Orpheus (Marais) becomes obsessed with Death, the Princess (Casares), while one of Death's associates, Heurtebise (Périer), the Princess' chauffeur, entertains analogous unrequited love for Eurydice (Marie Déa). They fall in love. Orpheus's wife, Eurydice, is killed by the Princess' henchmen and Orpheus goes after her into the Underworld. Although they have become dangerously entangled, the Princess sends Orpheus back out of the Underworld, to carry on his life with Eurydice, but he cannot look at her or she will die. (This diverges from the common classical account found in the Roman versions of the myth by Ovid and Virgil, where Eurydice is lost forever.) They believe it to have been a dream, Eurydice is revealed to be alive, and expecting a child.
Throughout Orpheus , Cocteau uses very simple special effects and trick shots to show his characters passing into the world of death and back to life: They do so by stepping through mirrors, or else the film is reversed.
Cocteau adds many elements from the culture of his time. For example, the messengers of the Princess of Death are grim, leather-clad motorcyclists.
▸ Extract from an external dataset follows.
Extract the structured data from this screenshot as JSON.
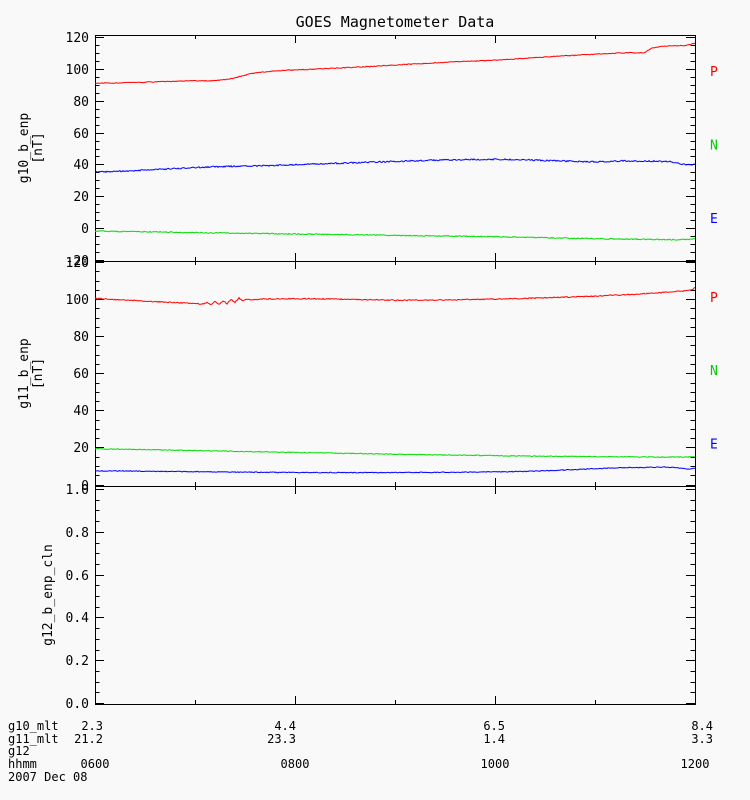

The underworld is represented by buildings in France which remained in ruins after World War II, and Orpheus's trial in the underworld is presented in the manner of an inquest held by officials of the German occupation attempting to discover members of the French resistance. At the very end of the film, the Princess and Heurtebise are prisoners, brought forward to face the tribunal, ominously elevated on a pedestal above them.
Most notably, the element of the myth in which Orpheus looks back at Eurydice as she is being led out of the underworld, exactly what he was told not to do and which causes him to lose her, is represented by Orpheus happening to glance at Eurydice in the rear-view mirror of a car.